The London-based design studio Wallace Sewell was established by Harriet Wallace-Jones and Emma Sewell after graduating from the Royal College of Art in 1990. Both women trained as weavers, and all of their products are designed by hand on the loom. The fabrics are then woven on power looms, with careful attention given to maintaining the qualities of a hand-weave. All of their yarns are sourced from British companies, and are woven at a mill in Lancashire. The studio also works with a finisher in Yorkshire. In addition to their line of fashion and home accessories, Wallace Sewell has created fabrics for the London Underground, Overground trains, Croydon trams and the East London Transit.

Both the aesthetic and the working methods of the Bauhaus weavers have strongly influenced Harriet Wallace-Jones and Emma Sewell. They keep traditional dobby looms in their London studio, and use them to work out their ideas, but all of their products are woven on power looms. They are inspired by the capabilities and the limitations of traditional weaving, and have a broad range of skills for translating their hand-woven ideas into industrial techniques, and to maximize efficiency at the mill. Combining a fascination for woven structure, intuitive understanding of yarn properties, and a masterful color sense, Wallace and Sewell create such a variety of colors and textures within each fabric that each one feels bespoke.

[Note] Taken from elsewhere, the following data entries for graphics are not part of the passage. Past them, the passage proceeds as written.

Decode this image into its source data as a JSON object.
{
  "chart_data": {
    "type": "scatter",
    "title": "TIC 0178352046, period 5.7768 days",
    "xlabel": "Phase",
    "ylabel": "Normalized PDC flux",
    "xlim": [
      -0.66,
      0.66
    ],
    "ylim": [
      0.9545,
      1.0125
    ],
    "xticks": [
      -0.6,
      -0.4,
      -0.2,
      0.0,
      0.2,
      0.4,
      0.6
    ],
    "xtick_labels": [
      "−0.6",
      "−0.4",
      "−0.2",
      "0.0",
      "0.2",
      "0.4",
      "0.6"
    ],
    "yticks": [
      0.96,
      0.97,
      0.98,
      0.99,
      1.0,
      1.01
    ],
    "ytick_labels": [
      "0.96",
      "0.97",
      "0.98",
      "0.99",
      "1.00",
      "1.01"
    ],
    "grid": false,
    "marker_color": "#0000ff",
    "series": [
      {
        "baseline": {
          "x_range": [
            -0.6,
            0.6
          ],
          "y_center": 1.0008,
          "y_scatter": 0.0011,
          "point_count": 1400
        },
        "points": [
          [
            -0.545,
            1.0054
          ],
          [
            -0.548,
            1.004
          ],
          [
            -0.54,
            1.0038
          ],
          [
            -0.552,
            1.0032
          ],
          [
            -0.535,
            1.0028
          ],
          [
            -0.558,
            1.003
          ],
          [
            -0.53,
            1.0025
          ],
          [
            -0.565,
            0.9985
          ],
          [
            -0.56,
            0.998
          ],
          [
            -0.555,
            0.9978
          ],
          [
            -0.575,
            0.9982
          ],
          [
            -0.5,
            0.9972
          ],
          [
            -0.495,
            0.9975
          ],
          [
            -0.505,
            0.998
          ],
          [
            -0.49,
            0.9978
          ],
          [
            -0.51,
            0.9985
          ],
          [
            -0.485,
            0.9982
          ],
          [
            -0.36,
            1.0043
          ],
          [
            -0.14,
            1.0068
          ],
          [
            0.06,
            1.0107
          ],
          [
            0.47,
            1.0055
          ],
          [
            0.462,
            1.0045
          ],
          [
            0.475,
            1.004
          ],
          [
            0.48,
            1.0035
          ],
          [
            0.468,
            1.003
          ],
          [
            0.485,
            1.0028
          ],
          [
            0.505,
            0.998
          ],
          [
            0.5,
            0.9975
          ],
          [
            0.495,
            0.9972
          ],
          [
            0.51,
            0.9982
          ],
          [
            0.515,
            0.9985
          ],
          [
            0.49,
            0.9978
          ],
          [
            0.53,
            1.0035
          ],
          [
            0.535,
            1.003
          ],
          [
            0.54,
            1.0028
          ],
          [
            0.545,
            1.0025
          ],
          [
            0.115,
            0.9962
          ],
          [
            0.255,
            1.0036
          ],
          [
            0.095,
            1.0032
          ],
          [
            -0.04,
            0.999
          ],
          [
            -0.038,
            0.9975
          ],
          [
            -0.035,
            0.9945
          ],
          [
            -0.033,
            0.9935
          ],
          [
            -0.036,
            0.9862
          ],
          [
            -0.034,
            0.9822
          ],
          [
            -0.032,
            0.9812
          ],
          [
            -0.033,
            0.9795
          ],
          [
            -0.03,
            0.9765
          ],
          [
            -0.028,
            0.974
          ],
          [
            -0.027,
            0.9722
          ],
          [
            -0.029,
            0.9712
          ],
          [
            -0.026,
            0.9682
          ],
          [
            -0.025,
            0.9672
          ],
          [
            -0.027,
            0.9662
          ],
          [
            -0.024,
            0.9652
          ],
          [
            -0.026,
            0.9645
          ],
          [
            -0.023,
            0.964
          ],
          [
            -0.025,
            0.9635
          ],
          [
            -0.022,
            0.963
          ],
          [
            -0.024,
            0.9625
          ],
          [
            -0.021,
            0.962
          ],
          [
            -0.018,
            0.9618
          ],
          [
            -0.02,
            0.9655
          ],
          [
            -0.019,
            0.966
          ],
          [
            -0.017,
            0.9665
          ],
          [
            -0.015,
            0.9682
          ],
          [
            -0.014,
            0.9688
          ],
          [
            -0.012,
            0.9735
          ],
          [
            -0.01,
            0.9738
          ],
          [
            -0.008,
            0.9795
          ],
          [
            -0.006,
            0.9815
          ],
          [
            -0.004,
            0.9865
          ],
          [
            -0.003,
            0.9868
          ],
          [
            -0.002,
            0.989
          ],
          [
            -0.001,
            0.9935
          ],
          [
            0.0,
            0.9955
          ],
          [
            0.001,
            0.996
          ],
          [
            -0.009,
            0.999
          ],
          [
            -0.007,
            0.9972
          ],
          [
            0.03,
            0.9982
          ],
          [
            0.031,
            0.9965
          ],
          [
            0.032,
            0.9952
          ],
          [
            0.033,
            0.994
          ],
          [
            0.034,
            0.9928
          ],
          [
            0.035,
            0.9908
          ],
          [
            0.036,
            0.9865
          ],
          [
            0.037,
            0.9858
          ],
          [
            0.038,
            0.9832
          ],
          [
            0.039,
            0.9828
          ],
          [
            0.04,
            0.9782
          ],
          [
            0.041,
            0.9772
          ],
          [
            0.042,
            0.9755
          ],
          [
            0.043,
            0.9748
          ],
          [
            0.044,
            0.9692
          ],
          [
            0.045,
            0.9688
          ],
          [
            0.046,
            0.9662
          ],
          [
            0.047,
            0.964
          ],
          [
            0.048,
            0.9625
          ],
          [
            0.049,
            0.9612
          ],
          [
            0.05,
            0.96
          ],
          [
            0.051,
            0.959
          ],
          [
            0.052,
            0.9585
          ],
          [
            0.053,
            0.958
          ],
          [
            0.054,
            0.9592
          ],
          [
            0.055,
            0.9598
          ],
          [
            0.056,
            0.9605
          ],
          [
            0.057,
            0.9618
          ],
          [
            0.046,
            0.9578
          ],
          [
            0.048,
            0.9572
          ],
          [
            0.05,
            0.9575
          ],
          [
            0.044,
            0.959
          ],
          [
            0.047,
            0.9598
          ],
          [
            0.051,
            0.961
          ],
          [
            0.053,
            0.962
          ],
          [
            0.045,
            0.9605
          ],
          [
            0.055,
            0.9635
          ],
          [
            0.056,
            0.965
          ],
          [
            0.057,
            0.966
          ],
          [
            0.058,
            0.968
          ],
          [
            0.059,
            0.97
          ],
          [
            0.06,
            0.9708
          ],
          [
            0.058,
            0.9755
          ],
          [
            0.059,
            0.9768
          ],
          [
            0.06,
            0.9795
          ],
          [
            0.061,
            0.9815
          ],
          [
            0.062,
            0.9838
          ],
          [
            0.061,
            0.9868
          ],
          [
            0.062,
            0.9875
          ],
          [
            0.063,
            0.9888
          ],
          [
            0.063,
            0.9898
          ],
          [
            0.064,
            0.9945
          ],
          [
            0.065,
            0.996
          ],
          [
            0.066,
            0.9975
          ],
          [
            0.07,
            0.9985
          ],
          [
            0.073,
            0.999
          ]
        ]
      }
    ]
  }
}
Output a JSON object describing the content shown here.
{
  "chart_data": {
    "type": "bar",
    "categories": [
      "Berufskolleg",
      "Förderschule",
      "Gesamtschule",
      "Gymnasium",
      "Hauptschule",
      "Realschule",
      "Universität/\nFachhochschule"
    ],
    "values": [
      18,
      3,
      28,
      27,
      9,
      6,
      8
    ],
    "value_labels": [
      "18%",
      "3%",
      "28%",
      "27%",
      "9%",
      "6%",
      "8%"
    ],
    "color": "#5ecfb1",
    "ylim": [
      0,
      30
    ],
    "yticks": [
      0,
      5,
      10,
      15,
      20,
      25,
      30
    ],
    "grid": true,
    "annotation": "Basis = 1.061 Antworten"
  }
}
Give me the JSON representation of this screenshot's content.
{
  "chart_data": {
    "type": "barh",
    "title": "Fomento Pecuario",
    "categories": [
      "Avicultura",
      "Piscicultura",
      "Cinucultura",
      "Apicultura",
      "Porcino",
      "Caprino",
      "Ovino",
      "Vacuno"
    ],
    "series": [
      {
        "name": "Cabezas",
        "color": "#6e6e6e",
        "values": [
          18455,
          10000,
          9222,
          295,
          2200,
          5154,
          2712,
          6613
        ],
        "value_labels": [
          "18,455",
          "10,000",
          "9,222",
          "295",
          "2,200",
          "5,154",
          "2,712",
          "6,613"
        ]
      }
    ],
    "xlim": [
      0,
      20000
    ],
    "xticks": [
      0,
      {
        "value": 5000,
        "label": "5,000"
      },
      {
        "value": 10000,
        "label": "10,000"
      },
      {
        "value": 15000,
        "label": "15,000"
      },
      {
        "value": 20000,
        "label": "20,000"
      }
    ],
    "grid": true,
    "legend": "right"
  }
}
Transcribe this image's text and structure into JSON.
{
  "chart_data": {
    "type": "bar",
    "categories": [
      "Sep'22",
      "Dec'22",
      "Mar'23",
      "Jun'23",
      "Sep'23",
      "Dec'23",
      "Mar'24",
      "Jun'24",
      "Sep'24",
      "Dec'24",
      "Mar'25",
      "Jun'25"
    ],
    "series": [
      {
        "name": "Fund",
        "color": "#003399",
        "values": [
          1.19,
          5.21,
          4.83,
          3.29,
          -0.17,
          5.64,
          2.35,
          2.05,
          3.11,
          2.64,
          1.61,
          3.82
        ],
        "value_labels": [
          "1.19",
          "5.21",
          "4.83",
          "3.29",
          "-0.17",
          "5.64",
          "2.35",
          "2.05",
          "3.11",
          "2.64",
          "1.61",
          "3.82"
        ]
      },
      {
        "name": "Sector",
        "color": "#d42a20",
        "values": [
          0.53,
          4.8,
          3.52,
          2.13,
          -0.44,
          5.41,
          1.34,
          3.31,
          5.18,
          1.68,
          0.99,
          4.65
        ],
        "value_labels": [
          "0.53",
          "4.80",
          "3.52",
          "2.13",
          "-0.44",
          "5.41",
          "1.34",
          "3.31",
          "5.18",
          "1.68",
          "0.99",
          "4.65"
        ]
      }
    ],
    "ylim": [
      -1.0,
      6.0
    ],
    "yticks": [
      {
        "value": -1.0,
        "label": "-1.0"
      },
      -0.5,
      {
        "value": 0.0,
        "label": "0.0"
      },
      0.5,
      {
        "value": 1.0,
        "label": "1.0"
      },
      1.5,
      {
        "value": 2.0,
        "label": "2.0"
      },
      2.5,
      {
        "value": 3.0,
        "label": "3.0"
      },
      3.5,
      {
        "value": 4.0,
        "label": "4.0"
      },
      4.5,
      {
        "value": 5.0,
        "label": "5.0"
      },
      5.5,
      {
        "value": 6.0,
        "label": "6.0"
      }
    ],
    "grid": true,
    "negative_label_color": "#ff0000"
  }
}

Employing a simple double-cloth structure, like a traditional coverlet, and twisting together single ply yarns to develop a sophisticated palette of browns, greens and blue-grays, this lambswool blanket has an abstract composition that calls to mind the early tapestry work of Anni Albers and Gunta Stolzl. The use of color mixing and the overall columnar aspect of the design also relate beautifully to the Asante strip-woven cloths of Ghana.